It has been verified by experiment that certain auto-negotiating ethernet cards (both in PCs and in Macs), when connected to certain models of cable modem, sense the ethernet duplex setting incorrectly. Such a cable modem has ethernet hardware which is capable of operating only in half-duplex mode, at 10 Mbps, yet some auto-negotiating ethernet cards sense it as full-duplex. If an auto-negotiation card incorrectly starts operating in full-duplex mode, there can be collisions between ethernet packets being transmitted in both directions at the same time, leading to packet loss, and repeated re-transmissions. There is no visible evidence of this apart from poor performance. This problem can be avoided by manually configuring your ethernet card to be 10 Mbps half-duplex. No ill-effects will transpire from doing this, even when it is not necessary. The exact wording of the setting changes required varies from one manufacturer to another, so the instructions below are necessarily rather broadly defined.

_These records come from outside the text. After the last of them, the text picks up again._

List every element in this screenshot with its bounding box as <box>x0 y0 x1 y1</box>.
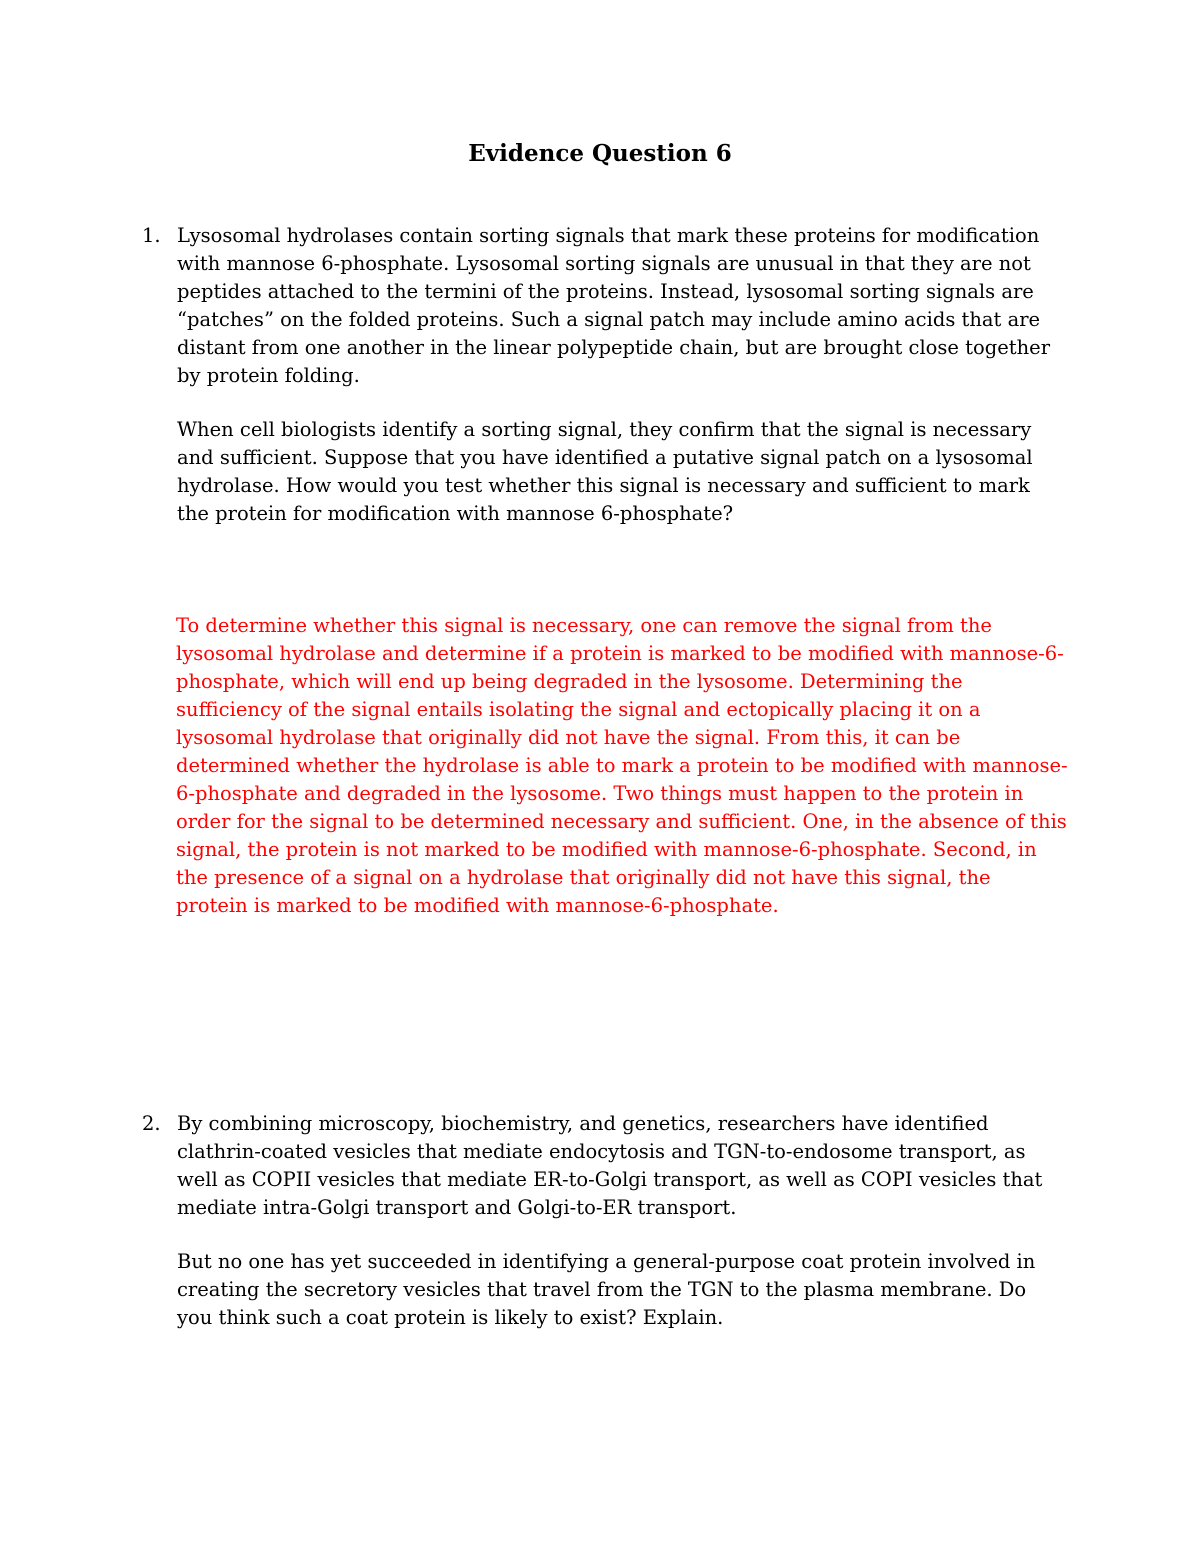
question-1-paragraph-1: Lysosomal hydrolases contain sorting signals that mark these proteins for modification with mannose 6-phosphate. Lysosomal sorting signals are unusual in that they are not peptides attached to the termini of the proteins. Instead, lysosomal sorting signals are “patches” on the folded proteins. Such a signal patch may include amino acids that are distant from one another in the linear polypeptide chain, but are brought close together by protein folding. <box>177 224 1051 387</box>
question-1-paragraph-2: When cell biologists identify a sorting signal, they confirm that the signal is necessary and sufficient. Suppose that you have identified a putative signal patch on a lysosomal hydrolase. How would you test whether this signal is necessary and sufficient to mark the protein for modification with mannose 6-phosphate? <box>177 418 1033 525</box>
answer-1-text: To determine whether this signal is necessary, one can remove the signal from the lysosomal hydrolase and determine if a protein is marked to be modified with mannose-6-phosphate, which will end up being degraded in the lysosome. Determining the sufficiency of the signal entails isolating the signal and ectopically placing it on a lysosomal hydrolase that originally did not have the signal. From this, it can be determined whether the hydrolase is able to mark a protein to be modified with mannose-6-phosphate and degraded in the lysosome. Two things must happen to the protein in order for the signal to be determined necessary and sufficient. One, in the absence of this signal, the protein is not marked to be modified with mannose-6-phosphate. Second, in the presence of a signal on a hydrolase that originally did not have this signal, the protein is marked to be modified with mannose-6-phosphate. <box>176 614 1068 917</box>
question-1-prompt <box>177 416 1067 528</box>
question-2-paragraph-1: By combining microscopy, biochemistry, and genetics, researchers have identified clathrin-coated vesicles that mediate endocytosis and TGN-to-endosome transport, as well as COPII vesicles that mediate ER-to-Golgi transport, as well as COPI vesicles that mediate intra-Golgi transport and Golgi-to-ER transport. <box>177 1112 1043 1219</box>
question-2-number: 2. <box>142 1112 161 1135</box>
question-1 <box>142 222 1067 390</box>
question-2 <box>142 1110 1067 1222</box>
page-title: Evidence Question 6 <box>468 140 732 167</box>
question-2-paragraph-2: But no one has yet succeeded in identifying a general-purpose coat protein involved in creating the secretory vesicles that travel from the TGN to the plasma membrane. Do you think such a coat protein is likely to exist? Explain. <box>177 1250 1036 1329</box>
answer-1 <box>176 612 1068 920</box>
question-2-prompt <box>177 1248 1067 1332</box>
question-1-number: 1. <box>142 224 161 247</box>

To make this change under Win98/ME, follow these steps:

Open Control Panel.
Double-click Network.
From the scrollable list, select your Ethernet adapter (rather than any dial-up) with a green icon.
Click the button Properties.
Click the tab Advanced to bring it to the front:
In the Property box, the property name to be selected varies according to model of ethernet card. Examples are: Network Link Selection, Media Type, Connection Type, Duplex Mode, or any similarly-named property which can have Values looking like Auto-Negotiation, or 10BT, or 10BaseT.
In the Value box, select a value which either (a) explicitly says half-duplex or semi-duplex, or (b) at least does not say full-duplex [e.g. 10BaseT on its own is OK]. If there is a choice between 10 and 100 with half-duplex, choose the 10. Do not choose 10Base5, 10Base2, or AUI.
Click OK to exit the Adapter settings.
Click OK all the way out - you might need to restart.
To make this change under Windows 2000 or XP, follow these steps:

Open Control Panel.
Double-click Network and Dial-up Connections.
Identify the icon for your cable modem connection: usually Local Area Connection.
Right-click that icon and select Properties.
Under the ethernet adapter icon, click the button Configure.
Click the tab Advanced to bring it to the front:
In the Property box, the property name to be selected varies according to model of ethernet card. Examples are: Network Link Selection, Media Type, Connection Type, Duplex Mode, or any similarly-named property which can have Values looking like Auto-Negotiation, or 10BT, or 10BaseT.
In the Value box, select a value which either (a) explicitly says half-duplex or semi-duplex, or (b) at least does not say full-duplex [e.g. 10BaseT on its own is OK]. If there is a choice between 10 and 100 with half-duplex, choose the 10. Do not choose 10Base5, 10Base2, or AUI.
Click OK to exit the Adapter settings.